Ketua KPU Arief Budiman meminta para peserta untuk memperhatikan betul setiap tahapan yang ada. ”Kapan harus pencalonan, kampanye, kemudian pemutakhiran data pemilih,” terangnya di KPU kemarin (21/8). Mereka harus mengikuti tahapan dengan baik sesuai jadwal yang telah ditentukan.

Pihaknya juga secepatnya menyosialisasikan jadwal itu kepada semua pihak. Selain peserta, tentu penyelenggara sendiri. Termasuk Bawaslu, juga aparat keamanan dan pemerintah daerah yang menyelenggarakan pilkada. KPU maupun Bawaslu provinsi serta kabupaten/kota harus segera menyusun program masing-masing.

Sosialisasi pemerintah daerah juga penting karena berkaitan dengan penyusunan dan penandatanganan naskah perjanjian hibah daerah (NPHD). ”Banyak kegiatan yang dimulai pada 2019. Karena itu, anggarannya harus tersedia (sejak) 2019 juga,” lanjut mantan komisioner KPU Jatim itu.

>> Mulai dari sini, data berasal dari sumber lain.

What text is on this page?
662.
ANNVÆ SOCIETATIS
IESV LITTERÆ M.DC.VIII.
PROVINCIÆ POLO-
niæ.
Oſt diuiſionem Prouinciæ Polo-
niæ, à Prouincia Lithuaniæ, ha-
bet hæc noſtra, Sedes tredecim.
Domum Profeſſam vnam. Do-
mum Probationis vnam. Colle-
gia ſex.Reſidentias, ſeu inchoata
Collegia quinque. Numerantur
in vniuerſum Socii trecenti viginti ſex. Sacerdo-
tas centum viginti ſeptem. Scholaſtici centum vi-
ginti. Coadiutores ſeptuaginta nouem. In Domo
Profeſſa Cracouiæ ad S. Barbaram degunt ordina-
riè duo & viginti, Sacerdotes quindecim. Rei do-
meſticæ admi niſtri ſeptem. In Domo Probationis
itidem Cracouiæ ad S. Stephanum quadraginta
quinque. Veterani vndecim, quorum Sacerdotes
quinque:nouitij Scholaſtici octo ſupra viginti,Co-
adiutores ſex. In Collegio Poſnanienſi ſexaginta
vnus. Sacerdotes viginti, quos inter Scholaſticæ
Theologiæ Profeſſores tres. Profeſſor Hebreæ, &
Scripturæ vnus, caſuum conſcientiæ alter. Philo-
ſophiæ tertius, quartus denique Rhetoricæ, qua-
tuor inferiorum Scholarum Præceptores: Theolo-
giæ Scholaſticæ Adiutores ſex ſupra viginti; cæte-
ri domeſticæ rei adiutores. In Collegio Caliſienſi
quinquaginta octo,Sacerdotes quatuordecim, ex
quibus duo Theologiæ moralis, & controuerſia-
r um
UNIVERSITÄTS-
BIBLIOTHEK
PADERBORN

Aparat keamanan juga sudah bisa mulai menyusun program dan memetakan potensi kerawanan. Khususnya konflik sosial. Kawasan mana saja yang rawan dan waktu-waktu yang diperkirakan rawan tersebut. Dari situ, aparat bisa memperkirakan strategi apa yang akan dipakai dan berapa banyak personel yang dibutuhkan.

Arief menambahkan, regulasi itu akan berlanjut pada penyusunan aturan-aturan lainnya. Hanya, hal itu sangat bergantung kepada ada atau tidaknya revisi UU Pilkada. ”Kalau tidak berubah, peraturan KPU yang lama masih bisa digunakan,” imbuhnya. Sebab, aturan-aturan yang ada dibuat untuk pilkada secara keseluruhan. Kecuali PKPU tahapan yang memang harus direvisi setiap pelaksanaan pilkada.

PKPU kali ini juga masih menjadwalkan rekapitulasi hasil penghitungan suara secara manual. Sebab, hingga saat ini, KPU belum memutuskan penggunaan rekap elektronik. Bila e-rekap resmi diatur, sangat mungkin jadwal tahapan pasca pemungutan suara berubah.